Each LWIN refers to the wine itself i.e. the producer, brand or vineyard. The first six numbers of the code represent each wine's unique identifier, while the seventh number is a “check digit” that minimizes input errors. Additional information including the vintage, pack and bottle size can be appended to the LWIN in a standard format.

The LWIN standards for including additional data are:

 LWIN: 1234567 – Example winery, Cabernet
 LWIN-11: 12345672012 – Example Winery, Cabinet, 2012
 LWIN-16: 1234567201200750 – Example Winery, Cabernet, 2012, 750ml bottle capacity
 LWIN-18: 123456720121200750 – Example Winery, Cabernet, 2012, 12 bottles of 750ml each. 

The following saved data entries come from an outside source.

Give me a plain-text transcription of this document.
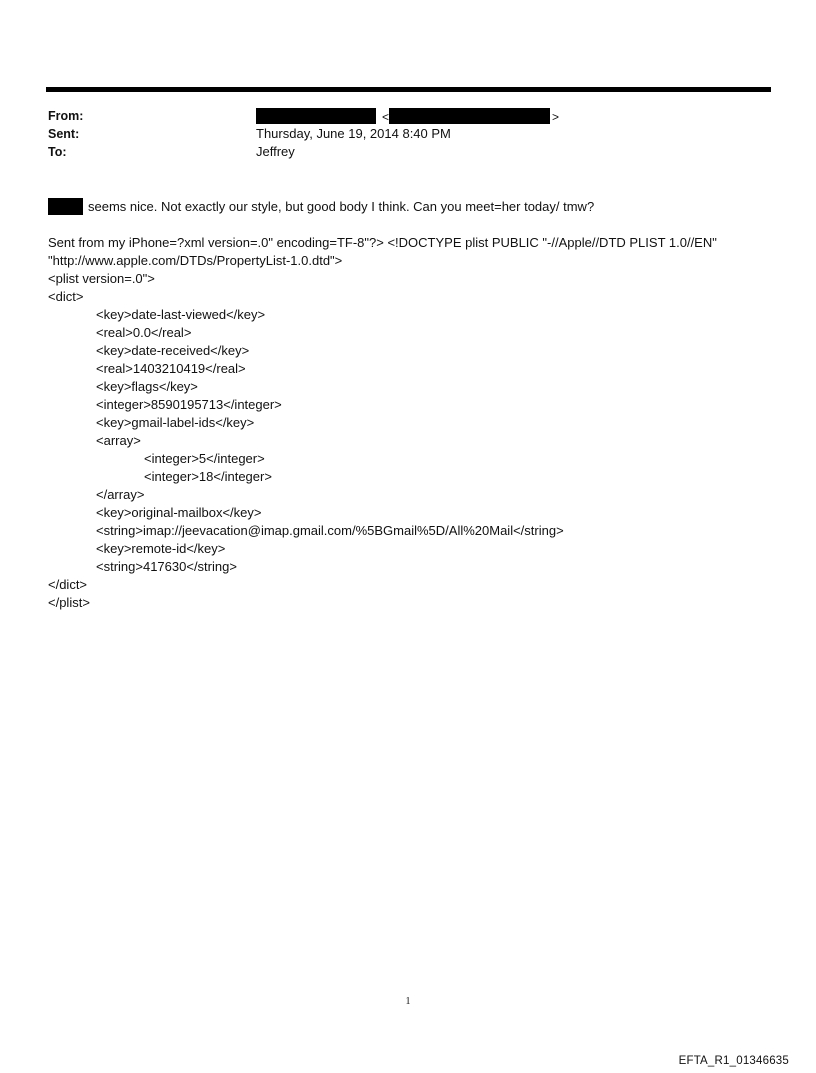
From:	<	>
Sent:	Thursday, June 19, 2014 8:40 PM
To:	Jeffrey
seems nice. Not exactly our style, but good body I think. Can you meet=her today/ tmw?
Sent from my iPhone=?xml version=.0" encoding=TF-8"?> <!DOCTYPE plist PUBLIC "-//Apple//DTD PLIST 1.0//EN"
"http://www.apple.com/DTDs/PropertyList-1.0.dtd">
<plist version=.0">
<dict>
<key>date-last-viewed</key>
<real>0.0</real>
<key>date-received</key>
<real>1403210419</real>
<key>flags</key>
<integer>8590195713</integer>
<key>gmail-label-ids</key>
<array>
<integer>5</integer>
<integer>18</integer>
</array>
<key>original-mailbox</key>
<string>imap://jeevacation@imap.gmail.com/%5BGmail%5D/All%20Mail</string>
<key>remote-id</key>
<string>417630</string>
</dict>
</plist>
1
EFTA_R1_01346635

For Liv-ex, LWINs are a foundation for the fine wine Exchange, from managing and sharing price data to maintaining the efficiency of their settlement and distribution services.

Wine Matcher
Wine Matcher is a web-based, artificial intelligence tool that allows merchants to take lists and transform them into a standardized set of wine names and formats with unique IDs (LWINs). These IDs can easily be shared with other systems or entered into a database for comparison in a matter of minutes. It can also return the clean list with wine price data – such as Market Price or last trade – from Liv-ex.

In 2017, Wine Matcher was awarded ‘Supply Chain Initiative of the Year’ by The Drinks Business. The judges called it a “very clever innovation” that “has far-reaching and practical implications for the fine wine trade”.

Automation
Liv-ex Automation allows members to automate their interactions with Liv-ex.

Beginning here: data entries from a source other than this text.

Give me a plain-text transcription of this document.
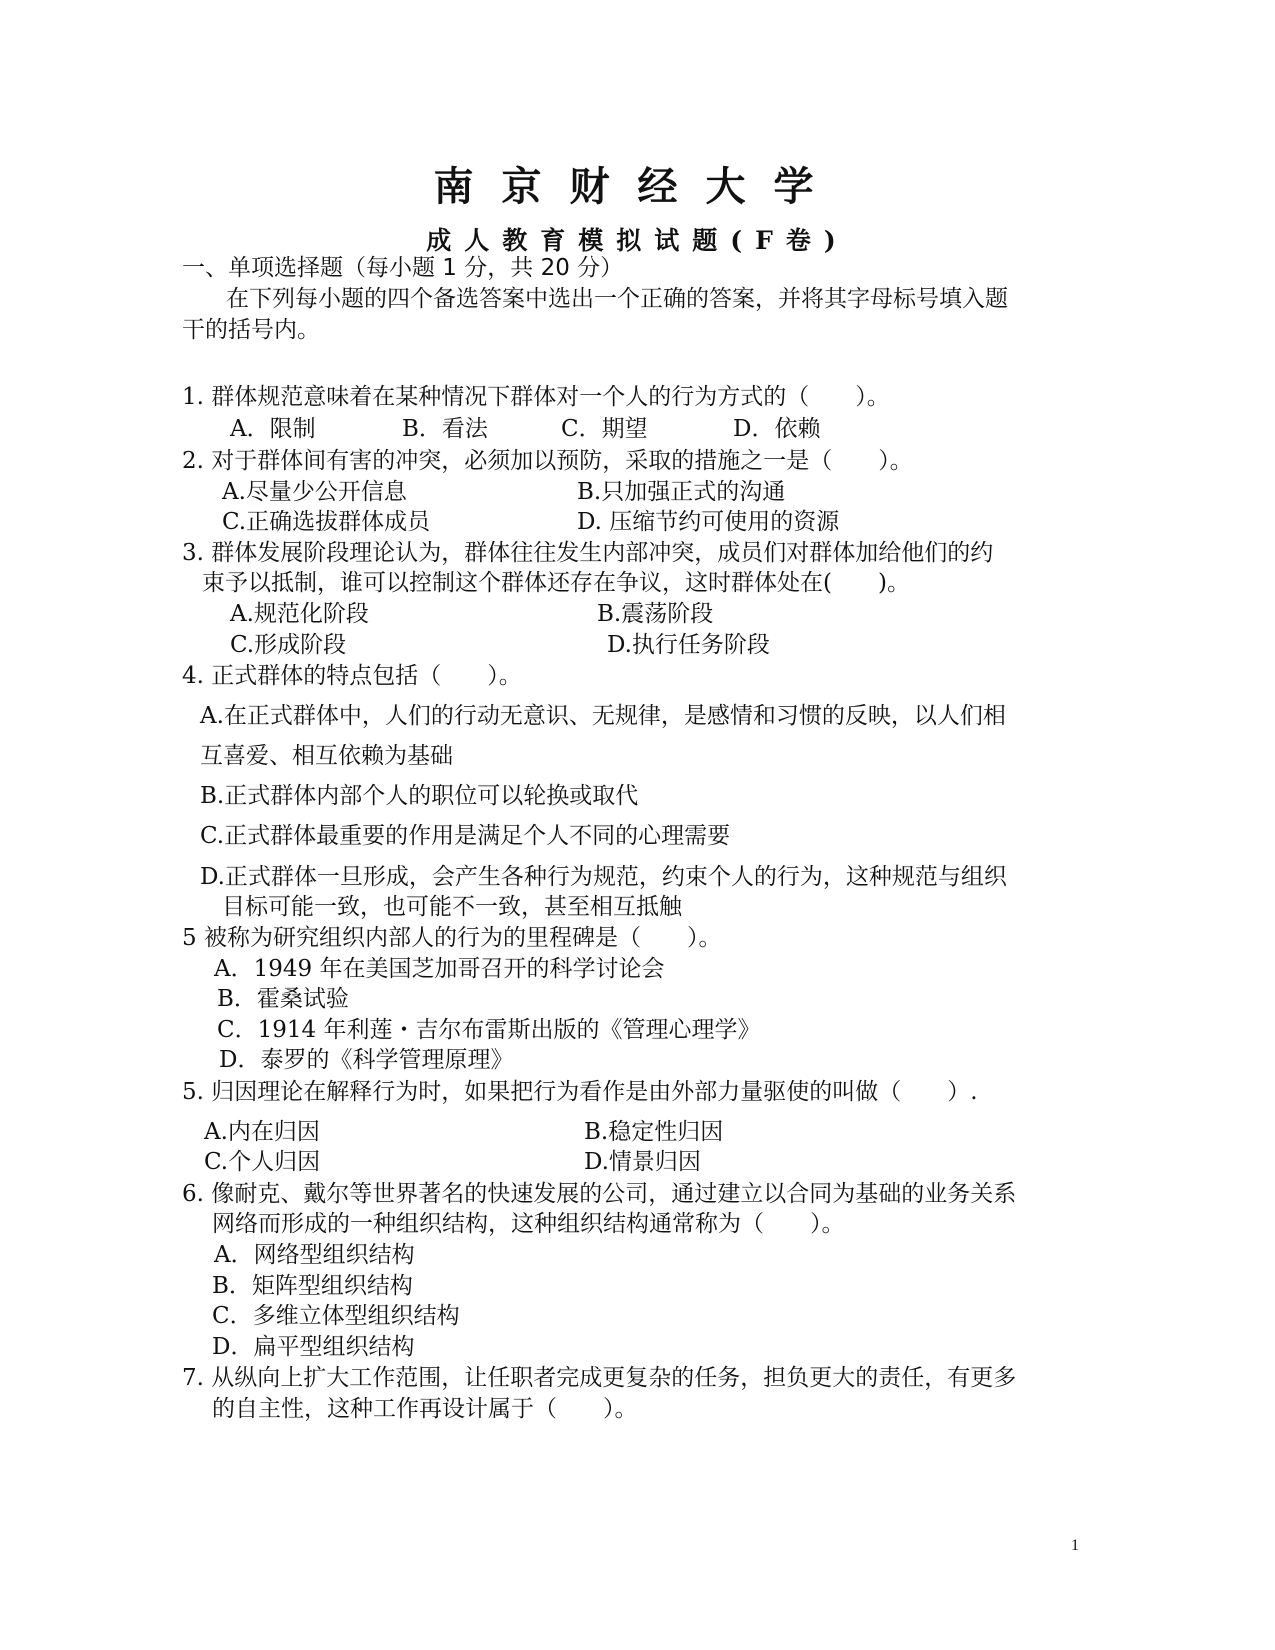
南京财经大学
成人教育模拟试题(F卷)
一、单项选择题（每小题 1 分，共 20 分）
在下列每小题的四个备选答案中选出一个正确的答案，并将其字母标号填入题
干的括号内。
1. 群体规范意味着在某种情况下群体对一个人的行为方式的（　　）。
A．限制	B．看法	C．期望	D．依赖
2. 对于群体间有害的冲突，必须加以预防，采取的措施之一是（　　）。
A.尽量少公开信息	B.只加强正式的沟通
C.正确选拔群体成员	D. 压缩节约可使用的资源
3. 群体发展阶段理论认为，群体往往发生内部冲突，成员们对群体加给他们的约
束予以抵制，谁可以控制这个群体还存在争议，这时群体处在(　　)。
A.规范化阶段	B.震荡阶段
C.形成阶段	D.执行任务阶段
4. 正式群体的特点包括（　　）。
A.在正式群体中，人们的行动无意识、无规律，是感情和习惯的反映，以人们相
互喜爱、相互依赖为基础
B.正式群体内部个人的职位可以轮换或取代
C.正式群体最重要的作用是满足个人不同的心理需要
D.正式群体一旦形成，会产生各种行为规范，约束个人的行为，这种规范与组织
目标可能一致，也可能不一致，甚至相互抵触
5 被称为研究组织内部人的行为的里程碑是（　　）。
A．1949 年在美国芝加哥召开的科学讨论会
B．霍桑试验
C．1914 年利莲・吉尔布雷斯出版的《管理心理学》
D．泰罗的《科学管理原理》
5. 归因理论在解释行为时，如果把行为看作是由外部力量驱使的叫做（　　）.
A.内在归因	B.稳定性归因
C.个人归因	D.情景归因
6. 像耐克、戴尔等世界著名的快速发展的公司，通过建立以合同为基础的业务关系
网络而形成的一种组织结构，这种组织结构通常称为（　　）。
A．网络型组织结构
B．矩阵型组织结构
C．多维立体型组织结构
D．扁平型组织结构
7. 从纵向上扩大工作范围，让任职者完成更复杂的任务，担负更大的责任，有更多
的自主性，这种工作再设计属于（　　）。
1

The technology that makes this work is known collectively as APIs (Application Programming Interface). APIs allow Liv-ex's platform to communicate with merchants' system or website, without any need for human intervention.

Liv-ex provides its members with market analysis, including in-depth reports and market updates. They cover new releases in their News and Insights section, as well as weekly trade, and interviews with important figures in the wine industry.

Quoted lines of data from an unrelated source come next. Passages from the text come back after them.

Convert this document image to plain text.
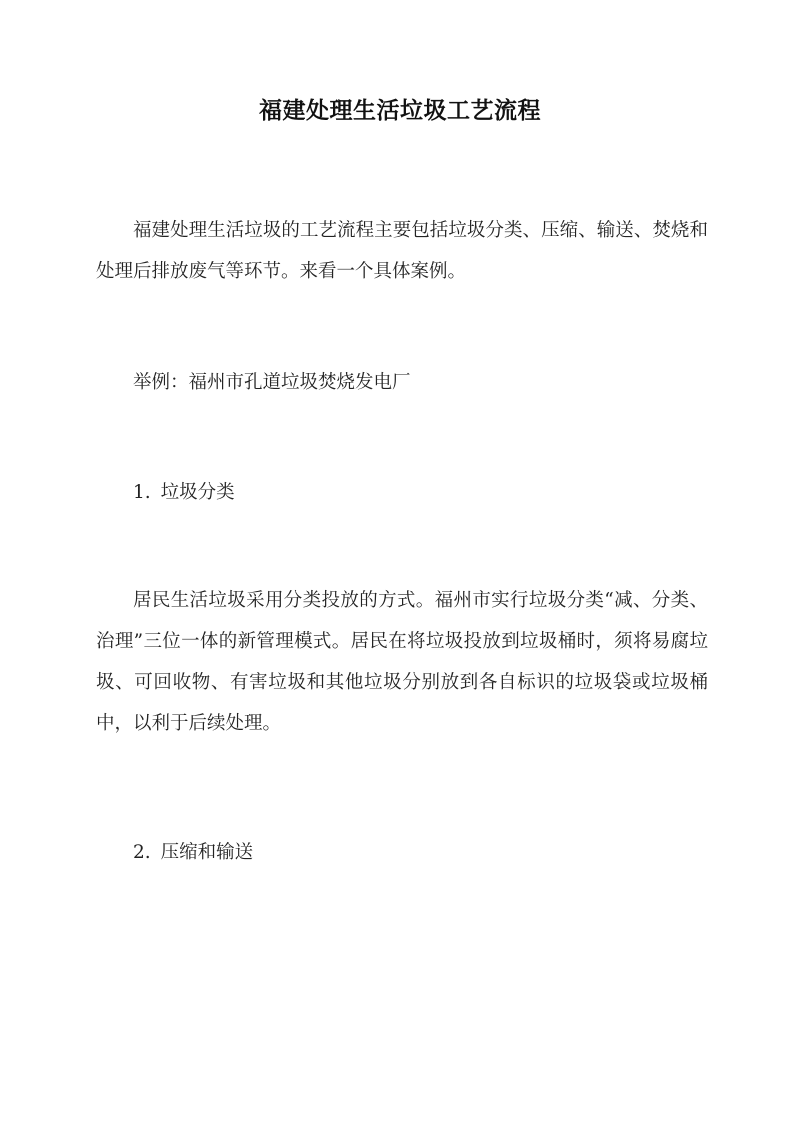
福建处理生活垃圾工艺流程

福建处理生活垃圾的工艺流程主要包括垃圾分类、压缩、输送、焚烧和处理后排放废气等环节。来看一个具体案例。

举例：福州市孔道垃圾焚烧发电厂

1. 垃圾分类

居民生活垃圾采用分类投放的方式。福州市实行垃圾分类“减、分类、治理”三位一体的新管理模式。居民在将垃圾投放到垃圾桶时，须将易腐垃圾、可回收物、有害垃圾和其他垃圾分别放到各自标识的垃圾袋或垃圾桶中，以利于后续处理。

2. 压缩和输送
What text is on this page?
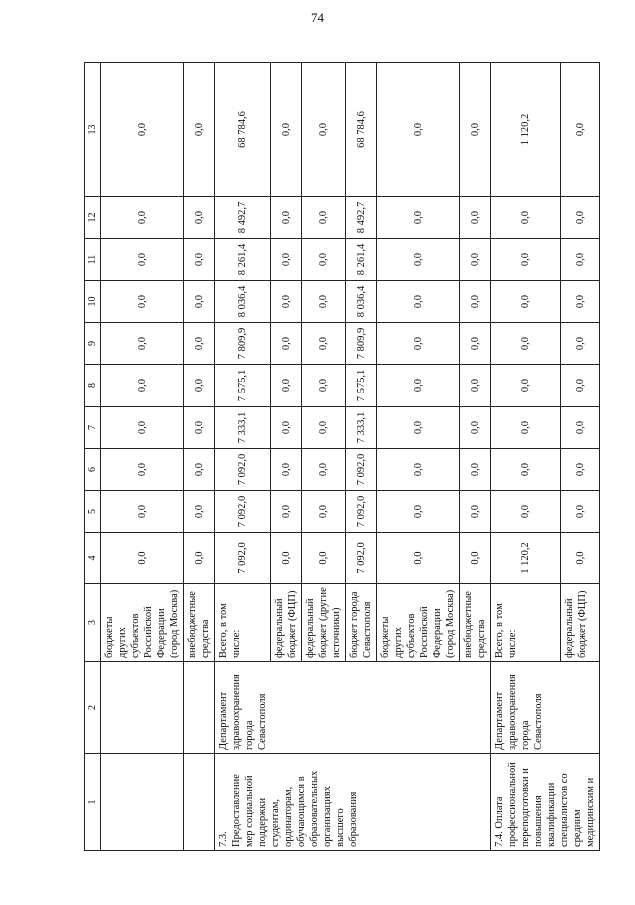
74
1	2	3	4	5	6	7	8	9	10	11	12	13
		бюджеты других субъектов Российской Федерации (город Москва)	0,0	0,0	0,0	0,0	0,0	0,0	0,0	0,0	0,0	0,0
		внебюджетные средства	0,0	0,0	0,0	0,0	0,0	0,0	0,0	0,0	0,0	0,0
7.3. Предоставление мер социальной поддержки студентам, ординаторам, обучающимся в образовательных организациях высшего образования	Департамент здравоохранения города Севастополя	Всего, в том числе:	7 092,0	7 092,0	7 092,0	7 333,1	7 575,1	7 809,9	8 036,4	8 261,4	8 492,7	68 784,6
		федеральный бюджет (ФЦП)	0,0	0,0	0,0	0,0	0,0	0,0	0,0	0,0	0,0	0,0
		федеральный бюджет (другие источники)	0,0	0,0	0,0	0,0	0,0	0,0	0,0	0,0	0,0	0,0
		бюджет города Севастополя	7 092,0	7 092,0	7 092,0	7 333,1	7 575,1	7 809,9	8 036,4	8 261,4	8 492,7	68 784,6
		бюджеты других субъектов Российской Федерации (город Москва)	0,0	0,0	0,0	0,0	0,0	0,0	0,0	0,0	0,0	0,0
		внебюджетные средства	0,0	0,0	0,0	0,0	0,0	0,0	0,0	0,0	0,0	0,0
7.4. Оплата профессиональной переподготовки и повышения квалификации специалистов со средним медицинским и	Департамент здравоохранения города Севастополя	Всего, в том числе:	1 120,2	0,0	0,0	0,0	0,0	0,0	0,0	0,0	0,0	1 120,2
		федеральный бюджет (ФЦП)	0,0	0,0	0,0	0,0	0,0	0,0	0,0	0,0	0,0	0,0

Liv-ex also publishes annual coverage on the Bordeaux En Primeur campaign, as well as Power 100 – their list of the most powerful brands in the fine wine market in conjunction with The Drinks Business.

Liv-ex Indices 
Liv-ex produces a number of fine wine indices that track prices for given groups of wines.

Liv-ex Fine Wine 50 Index
The Liv-ex Fine Wine 50 Index tracks the daily price movement of the most heavily traded commodities in the fine wine market – the Bordeaux First Growths. It includes only the ten most recent vintages (excluding En Primeur), with no other qualifying criteria applied.

Liv-ex Fine Wine 100 Index
The Liv-ex Fine Wine 100 Index, which is available on Bloomberg and Thomson Reuters, is considered the industry benchmark. It represents the price movement of 100 of the most sought-after fine wines on the secondary market.

Liv-ex Bordeaux 500 Index
The Liv-ex Bordeaux 500 is Liv-ex's most comprehensive index for Bordeaux wines. It represents the price movement of 500 leading wines from the region and is calculated monthly using the Liv-ex Mid Price. It has been backdated to December 2003.

The index comprises six sub-indices: the Fine Wine 50, the Right Bank 50, the Second Wine 50, the Sauternes 50, the Right Bank 100 and the Left Bank 200.

Liv-ex Fine Wine 1000 Index
The Liv-ex Fine Wine 1000 tracks 1,000 wines from across the world using the Liv-ex Mid Price. It is calculated monthly and was rebased at 100 in December 2003. It comprises seven sub-indices: the Bordeaux 500, the Bordeaux Legends 50, the Burgundy 150, the Champagne 50, the Rhone 100, the Italy 100 and the Rest of the World 50.

Liv-ex California 50 Index
Liv-ex recently launched the California 50 index, which tracks the performance of the last ten physical vintages of Screaming Eagle, Opus One, Dominoes, Harlan Estate and Ridge Monte Bello.

Liv-ex Port 50 Index
In 2018, Liv-ex also created the Port 50 index, which tracks the price movements of the last ten vintages of the five most actively traded Port wines: Dow, Fonseca, Graham, Taylor and Warre.

The Liv-ex Classification

The Liv-ex Classification 2019 is a league table that ranks the wines of the world by their average trade prices on Liv-ex. Based on the transactional activity of the world's largest pool of fine wine merchants, it reflects the changing buying patterns of the trade today.